Julian Lennon broke his lifelong vow never to perform his father’s most iconic solo song, “Imagine,” during a benefit for Ukrainian refugees on Saturday.

“Today, for the very first time, I publicly performed my dad’s song ‘Imagine,'” Lennon, 59, wrote on YouTube. “The song reflects the light at the end of the tunnel, which we all hope for.”

Singer-songwriter son of the Beatle John Lennon performed the cover version of his father’s ode to peace as part of the Stand Up For Ukraine campaign, a global fundraising campaign broadcast from Warsaw, Poland.

“I had always said that the only time I would consider singing ‘Imagine’ would be if it was ‘End of the World’,” Lennon wrote.

But “the war against Ukraine is an unimaginable tragedy,” he explained. “As a human being and as an artist, I felt compelled to respond in the most meaningful way possible.”
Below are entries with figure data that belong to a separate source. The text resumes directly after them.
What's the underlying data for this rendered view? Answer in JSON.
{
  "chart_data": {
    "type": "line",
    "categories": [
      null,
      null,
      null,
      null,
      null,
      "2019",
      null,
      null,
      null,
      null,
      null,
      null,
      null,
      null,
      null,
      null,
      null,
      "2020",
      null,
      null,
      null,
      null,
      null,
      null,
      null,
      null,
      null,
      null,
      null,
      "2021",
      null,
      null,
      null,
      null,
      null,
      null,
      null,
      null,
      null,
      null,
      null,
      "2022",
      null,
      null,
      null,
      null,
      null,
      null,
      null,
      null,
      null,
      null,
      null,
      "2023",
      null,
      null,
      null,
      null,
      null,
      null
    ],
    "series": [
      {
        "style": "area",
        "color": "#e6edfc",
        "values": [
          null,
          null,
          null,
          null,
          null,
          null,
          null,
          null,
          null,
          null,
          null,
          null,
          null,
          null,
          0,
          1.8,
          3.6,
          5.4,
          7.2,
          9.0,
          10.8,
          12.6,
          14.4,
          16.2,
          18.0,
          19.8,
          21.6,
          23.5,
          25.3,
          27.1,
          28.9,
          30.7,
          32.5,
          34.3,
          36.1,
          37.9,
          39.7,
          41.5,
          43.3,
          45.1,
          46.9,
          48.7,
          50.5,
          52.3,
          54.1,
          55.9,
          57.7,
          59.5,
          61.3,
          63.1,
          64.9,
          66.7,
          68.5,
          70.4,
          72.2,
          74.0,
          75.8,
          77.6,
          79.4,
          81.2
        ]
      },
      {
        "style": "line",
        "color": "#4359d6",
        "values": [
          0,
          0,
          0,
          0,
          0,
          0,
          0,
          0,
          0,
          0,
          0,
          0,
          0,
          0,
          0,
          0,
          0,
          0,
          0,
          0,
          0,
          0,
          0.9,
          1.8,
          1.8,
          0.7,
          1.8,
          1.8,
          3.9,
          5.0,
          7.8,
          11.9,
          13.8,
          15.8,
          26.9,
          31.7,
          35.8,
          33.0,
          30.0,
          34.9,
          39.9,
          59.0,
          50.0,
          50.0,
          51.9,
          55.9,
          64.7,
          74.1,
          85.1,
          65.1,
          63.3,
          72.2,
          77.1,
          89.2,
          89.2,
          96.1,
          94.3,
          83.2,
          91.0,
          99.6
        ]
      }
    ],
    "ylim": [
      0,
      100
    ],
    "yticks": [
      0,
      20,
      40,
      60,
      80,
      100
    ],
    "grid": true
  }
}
Julian Lennon performed “Imagine” by his father John Lennon at a fundraiser for Ukraine.
YouTube/Julian Lennon
Julian Lennon sings “Imagine” for fundraiser in Ukraine
Julian Lennon said the song represents “the light at the end of the tunnel that we’ve all been hoping for”.
YouTube/Julian Lennon
Julian Lennon sings “Imagine” for fundraiser in Ukraine
Lennon said he broke his vow never to perform the song because the war in Ukraine is an “unimaginable tragedy”.
YouTube/Julian Lennon

The solemn music video showed Lennon singing – to cadences eerily similar to those of his father – surrounded by candles, accompanied by acoustic guitarist Nuno Bettencourt.

The performance capped a European Union televised pledge campaign that raised $10.1 billion in public, private and corporate cash for refugee aid.

Lennon is not the first artist to make headlines by making music in support of Ukraine.

At midnight on Friday, Pink Floyd – minus Roger Waters – released “Hey Hey Rise Up”, its first original music in 28 years, for the UN’s Ukrainian Humanitarian Fund.

Guitarist and vocalist David Gilmour told the Guardian he was inspired by Ukrainian musician Andriy Khlyvnyuk, who left his band BoomBox’s US tour to fight in Ukraine.

Gilmour saw an Instagram video of the musician in military gear singing a protest song in kyiv’s Sofiyskaya Square, then felt inspired to do something about it.

“I thought: this is pretty magical and maybe I can do something with it,” Gilmour said. “I have a big platform that [Pink Floyd] worked for all these years. It is a really difficult and frustrating thing to see this extraordinarily insane and unjust attack by a great power against an independent, peaceful and democratic nation.



New York Post

Not all news on the site expresses the point of view of the site, but we transmit this news automatically and translate it through programmatic technology on the site and not from a human editor.